Corriere del Veneto (Treviso e Belluno)
«Le colline del prosecco nell’Unesco? Una forzatura»
Il caso Il direttore Tamaro: «La candidatura è operazione di marketing territoriale Dobbiamo piuttosto salvare il paesaggio, limitiamo l’estensione dei vigneti»
Da poche settimane la candidatura delle Colline del Prosecco di Conegliano e Valdobbiadene alla iscrizione nella lista dei patrimoni mondiali Unesco, dopo la firma del ministro Martina, è stata inviata a Parigi per l’ultimo esame del dossier prima del verdetto, atteso per luglio 2018. L’iter per la candidatura, partito nel 2009 su iniziativa di Zaia allora ministro dell’agricoltura, è proseguito grazie alla collaborazione di Comuni, Regione Veneto, associazioni temporanee e petizioni con raccolta di firme di migliaia di cittadini. La posta in gioco è grossa: il territorio candidato alla lista Unesco - che in Italia conta già 51 siti- investe un’area collinare di più di 400 km. quadrati, comprensiva di 15 comuni con una produzione annua nel 2016 di 90 milioni di bottiglie delle deliziose bollicine DOCG, sempre più richieste nel mondo. Ma non tutti concordano sulla bontà di tale candidatura: dissensi autorevoli e opinioni contrarie vengono soprattutto dal mondo delle associazioni ambientaliste, ma non solo.

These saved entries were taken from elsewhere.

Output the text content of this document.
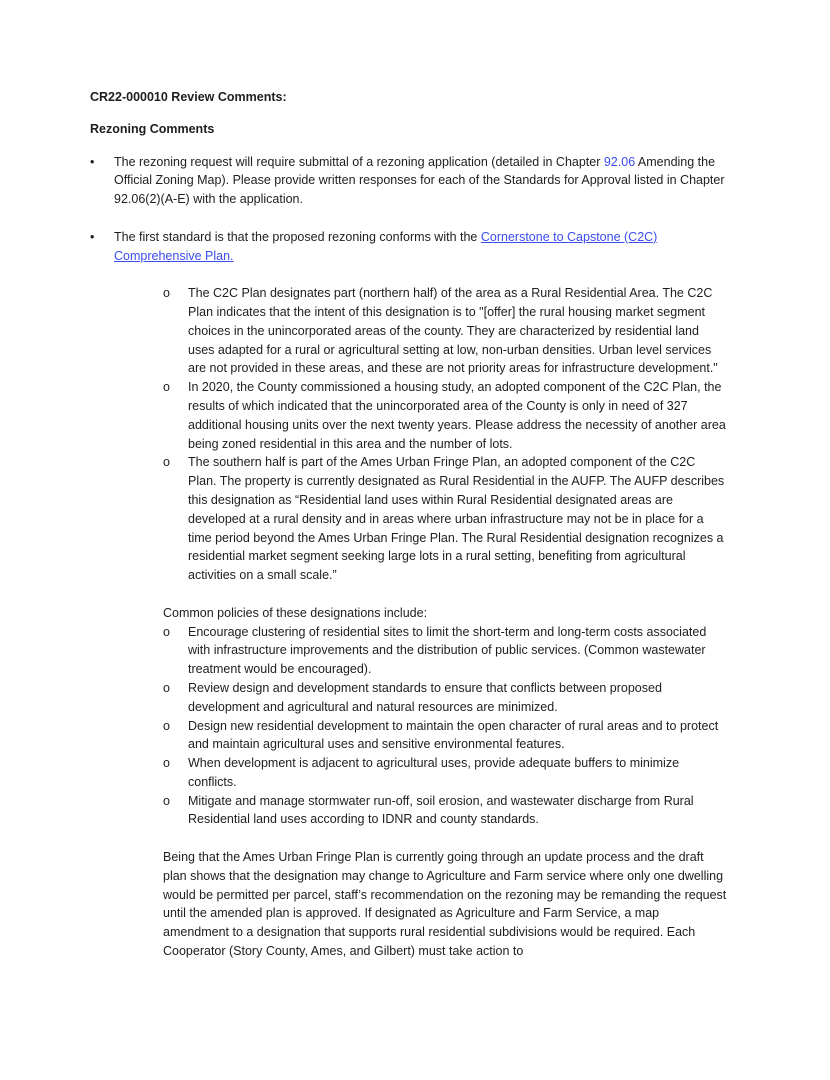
CR22-000010 Review Comments:

Rezoning Comments

•	The rezoning request will require submittal of a rezoning application (detailed in Chapter 92.06 Amending the Official Zoning Map). Please provide written responses for each of the Standards for Approval listed in Chapter 92.06(2)(A-E) with the application.
•	The first standard is that the proposed rezoning conforms with the Cornerstone to Capstone (C2C) Comprehensive Plan.
o	The C2C Plan designates part (northern half) of the area as a Rural Residential Area. The C2C Plan indicates that the intent of this designation is to "[offer] the rural housing market segment choices in the unincorporated areas of the county. They are characterized by residential land uses adapted for a rural or agricultural setting at low, non-urban densities. Urban level services are not provided in these areas, and these are not priority areas for infrastructure development."
o	In 2020, the County commissioned a housing study, an adopted component of the C2C Plan, the results of which indicated that the unincorporated area of the County is only in need of 327 additional housing units over the next twenty years. Please address the necessity of another area being zoned residential in this area and the number of lots.
o	The southern half is part of the Ames Urban Fringe Plan, an adopted component of the C2C Plan. The property is currently designated as Rural Residential in the AUFP. The AUFP describes this designation as “Residential land uses within Rural Residential designated areas are developed at a rural density and in areas where urban infrastructure may not be in place for a time period beyond the Ames Urban Fringe Plan. The Rural Residential designation recognizes a residential market segment seeking large lots in a rural setting, benefiting from agricultural activities on a small scale.”

Common policies of these designations include:

o	Encourage clustering of residential sites to limit the short-term and long-term costs associated with infrastructure improvements and the distribution of public services. (Common wastewater treatment would be encouraged).
o	Review design and development standards to ensure that conflicts between proposed development and agricultural and natural resources are minimized.
o	Design new residential development to maintain the open character of rural areas and to protect and maintain agricultural uses and sensitive environmental features.
o	When development is adjacent to agricultural uses, provide adequate buffers to minimize conflicts.
o	Mitigate and manage stormwater run-off, soil erosion, and wastewater discharge from Rural Residential land uses according to IDNR and county standards.

Being that the Ames Urban Fringe Plan is currently going through an update process and the draft plan shows that the designation may change to Agriculture and Farm service where only one dwelling would be permitted per parcel, staff’s recommendation on the rezoning may be remanding the request until the amended plan is approved. If designated as Agriculture and Farm Service, a map amendment to a designation that supports rural residential subdivisions would be required. Each Cooperator (Story County, Ames, and Gilbert) must take action to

La Fondazione Benetton Studi Ricerche da trent’anni impegnata sul fronte dello studio e della difesa del paesaggio ha tutti i titoli di conoscenza per entrare nel merito della questione. Chiediamo al suo direttore Marco Tamaro, agronomo, l’opinione della Fondazione a proposito dello strumento di tutela prospettato. «La Convenzione Unesco sul Paesaggio nasce nel 1972 come strumento di ristoro per una Europa che ancora per lo più non aveva posto rimedio alle devastazioni belliche. Ora quello strumento è datato e insufficiente, perché si perde di vista la globalità del paesaggio, salvaguardando invece solo certe piccole aree, come francobolli. Rischiamo di fare tante piccole Disneyland, oasi di bellezza, in mezzo al degrado territoriale Oggi sappiamo che va tutelato anche il paesaggio ordinario».
Intende dire che bisognerebbe estendere l’area di tutela?

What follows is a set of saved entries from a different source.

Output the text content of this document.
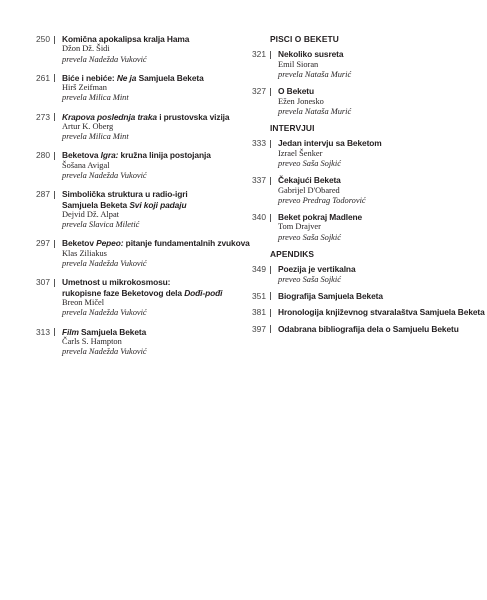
250 Komična apokalipsa kralja Hama
Džon Dž. Šidi
prevela Nadežda Vuković
261 Biće i nebiće: Ne ja Samjuela Beketa
Hirš Zeifman
prevela Milica Mint
273 Krapova poslednja traka i prustovska vizija
Artur K. Oberg
prevela Milica Mint
280 Beketova Igra: kružna linija postojanja
Šošana Avigal
prevela Nadežda Vuković
287 Simbolička struktura u radio-igri
Samjuela Beketa Svi koji padaju
Dejvid Dž. Alpat
prevela Slavica Miletić
297 Beketov Pepeo: pitanje fundamentalnih zvukova
Klas Ziliakus
prevela Nadežda Vuković
307 Umetnost u mikrokosmosu:
rukopisne faze Beketovog dela Dođi-pođi
Breon Mičel
prevela Nadežda Vuković
313 Film Samjuela Beketa
Čarls S. Hampton
prevela Nadežda Vuković
PISCI O BEKETU
321 Nekoliko susreta
Emil Sioran
prevela Nataša Murić
327 O Beketu
Ežen Jonesko
prevela Nataša Murić
INTERVJUI
333 Jedan intervju sa Beketom
Izrael Šenker
preveo Saša Sojkić
337 Čekajući Beketa
Gabrijel D'Obared
preveo Predrag Todorović
340 Beket pokraj Madlene
Tom Drajver
preveo Saša Sojkić
APENDIKS
349 Poezija je vertikalna
preveo Saša Sojkić
351 Biografija Samjuela Beketa
381 Hronologija književnog stvaralaštva Samjuela Beketa
397 Odabrana bibliografija dela o Samjuelu Beketu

«Voglio dire che un territorio va affrontato nella sua organicità. E comunque, nello specifico, per la zona delle colline del Prosecco – che peraltro è già iscritta dal 2015 nel Registro dei paesaggi Rurali Storici non mi pare di riscontrare in pieno le caratteristiche necessarie per la candidatura: che sia quel territorio rimasto come lo ritraeva Cima da Conegliano mi sembra forzato. Certo le zone apicali conservano caratteristiche storico-paesaggistiche autentiche, ma se si scende di qualche decina di metri, tutto cambia».
La coltura intensiva, le viti impiantate sul «rittochino» e non secondo la tradizione del «girapoggio» lungo le curve di livello?
«Certamente. Questo metodo di coltura, economicamente produttivo ma idrogeologicamente molto pericoloso è assai recente. Inoltre, se vogliamo parlare di autenticità storica richiesta come requisito dall’Unesco, certo la monocoltura della vite non ha niente a che fare con la storia di quei luoghi perché si è sempre coltivata la vite ma in presenza anche di altri prodotti, secondo la tradizione dell’agricoltura promiscua».
Significa che le Terre del Prosecco non sono coerenti con le caratteristiche della tutela Unesco?
«Significa che ci sono aree di bellezza e coerenza storica assolute, ma che è una forzatura rendere tutto il territorio meritevole di quella candidatura. C’è molto artificio in tutto questo: è una riuscita operazione di marketing territoriale, se vogliamo, è come inventarsi un sogno e dargli forma, un po’ come l’immagine del Mulino Bianco, perfetta e irreale».
Quale sarebbe dunque il futuro auspicabile per quella zona così bella e economicamente tanto importante?
«Bisognerebbe cancellare la monocoltura, reintroducendo l’alternanza delle colture che hanno un effetto significativo sulla riduzione dei pesticidi chimici, limitare l’estensione dei vigneti – certo il Prosecco ora rende, è richiesto ovunque, ma non a scapito della qualità e della salute della gente. La biodiversità ridurrebbe i trattamenti con i pesticidi, poderosi, il reimpianto delle siepi permetterebbe la rinascita di microsistemi naturalmente equilibrati». Insomma, un ritorno al passato?
«No, solamente una dosata e previdente agricoltura promiscua, della quale segni premonitori si vedono già nelle piccole imprese agricole di giovani che fanno dell’agricoltura una professione fatta di tecnologia, compatibilità ambientale e giusto valore della stagionalità».